ЛЕНИНКА И БЕТХОВЕН НА СЛУЖБЕ У ГУЛАГа
ЛЕНИНКА И БЕТХОВЕН НА СЛУЖБЕ У ГУЛАГа
А в заключении? Тут уж свидетельствует сам Александр Исаевич. Вот арестовали его, доставили в Москву, и оказался он в Лубянской тюрьме. И свидетельствует: «Библиотека Лубянки — ее украшение… Диво: раз в десять дней придя забрать книги, библиотекарша выслушивает наши заказы!.. Книги приходят. Их приносят столько, сколько в камере людей. Многолюдные камеры выигрывают» («Архипелаг», т. 1, с. 221). Что же Солженицын читает? Замятина, Пильняка, Пантелеймона Романова, Мережковского (там же, с. 222)… Этих авторов и на воле-то сыскать тогда было трудно. А в спецтюрьме № 1, в «шарашке», где Солженицын просидел большую часть срока за письменным столом, книги можно было заказывать аж в Ленинке, в главной библиотеке страны. Кроме того, заключенные могли получать книги и от родственников. Так, тетя Нина прислала будущему гению два тома «Физической химии» Бродского, тетя Вероника — четыре тома Даля, жена слала шоколад (в каких количествах, неизвестно. Возможно, что бочками)…

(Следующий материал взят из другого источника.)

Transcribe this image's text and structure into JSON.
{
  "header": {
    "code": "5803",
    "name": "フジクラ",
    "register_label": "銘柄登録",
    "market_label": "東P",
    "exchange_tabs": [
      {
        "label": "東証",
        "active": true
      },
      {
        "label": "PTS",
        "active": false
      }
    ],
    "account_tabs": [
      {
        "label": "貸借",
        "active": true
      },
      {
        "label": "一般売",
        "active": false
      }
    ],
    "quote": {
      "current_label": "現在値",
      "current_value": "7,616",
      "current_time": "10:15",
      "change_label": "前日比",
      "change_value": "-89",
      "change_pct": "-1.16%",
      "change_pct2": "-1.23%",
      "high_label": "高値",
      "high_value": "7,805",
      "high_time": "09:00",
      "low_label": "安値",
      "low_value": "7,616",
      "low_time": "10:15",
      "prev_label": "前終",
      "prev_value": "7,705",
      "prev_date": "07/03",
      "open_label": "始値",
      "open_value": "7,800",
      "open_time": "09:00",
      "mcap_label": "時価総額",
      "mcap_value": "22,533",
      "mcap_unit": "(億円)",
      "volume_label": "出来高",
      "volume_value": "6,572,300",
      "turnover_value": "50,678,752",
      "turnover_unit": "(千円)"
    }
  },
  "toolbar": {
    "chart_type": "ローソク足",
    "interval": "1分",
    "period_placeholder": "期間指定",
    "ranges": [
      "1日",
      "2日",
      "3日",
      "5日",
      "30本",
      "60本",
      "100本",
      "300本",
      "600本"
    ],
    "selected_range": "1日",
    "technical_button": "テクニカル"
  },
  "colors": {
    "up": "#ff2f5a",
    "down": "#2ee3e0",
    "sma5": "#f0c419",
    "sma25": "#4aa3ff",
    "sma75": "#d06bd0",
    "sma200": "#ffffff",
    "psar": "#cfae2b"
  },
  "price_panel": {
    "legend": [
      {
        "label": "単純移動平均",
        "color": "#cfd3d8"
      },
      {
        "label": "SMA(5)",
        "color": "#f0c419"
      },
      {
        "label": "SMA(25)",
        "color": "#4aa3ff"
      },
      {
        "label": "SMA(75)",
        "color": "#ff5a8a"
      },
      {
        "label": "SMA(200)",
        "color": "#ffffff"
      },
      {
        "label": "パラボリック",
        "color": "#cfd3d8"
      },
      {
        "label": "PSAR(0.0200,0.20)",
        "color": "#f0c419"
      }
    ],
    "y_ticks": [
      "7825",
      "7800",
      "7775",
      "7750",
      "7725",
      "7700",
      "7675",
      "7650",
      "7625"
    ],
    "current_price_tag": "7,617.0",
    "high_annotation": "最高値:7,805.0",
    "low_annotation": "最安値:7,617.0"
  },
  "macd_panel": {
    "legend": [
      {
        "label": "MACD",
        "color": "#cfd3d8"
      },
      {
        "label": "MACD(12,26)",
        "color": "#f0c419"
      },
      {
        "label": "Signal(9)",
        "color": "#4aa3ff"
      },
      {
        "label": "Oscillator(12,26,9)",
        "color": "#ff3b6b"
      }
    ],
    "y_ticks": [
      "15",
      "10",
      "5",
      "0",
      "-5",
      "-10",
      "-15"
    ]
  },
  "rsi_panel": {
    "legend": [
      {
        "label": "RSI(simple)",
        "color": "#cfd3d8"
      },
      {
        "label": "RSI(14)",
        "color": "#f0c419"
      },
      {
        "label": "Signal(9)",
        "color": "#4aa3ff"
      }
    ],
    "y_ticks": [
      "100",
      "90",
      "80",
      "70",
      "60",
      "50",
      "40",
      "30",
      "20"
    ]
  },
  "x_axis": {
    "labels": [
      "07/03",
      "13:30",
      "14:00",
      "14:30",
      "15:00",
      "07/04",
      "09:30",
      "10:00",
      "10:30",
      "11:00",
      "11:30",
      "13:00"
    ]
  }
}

«Здесь, — вспоминала Решетовская о „шарашке“, — в полной мере открылся ему Достоевский. Он обращает мое внимание на Ал. К. Толстого, Тютчева, Фета, Майкова, Полонского, Блока. „Ведь ты их не знаешь“, — пишет он мне и тут же добавляет: „Я тоже, к стыду своему“». (И не узнал бы, если не посадили бы. — В.Б.)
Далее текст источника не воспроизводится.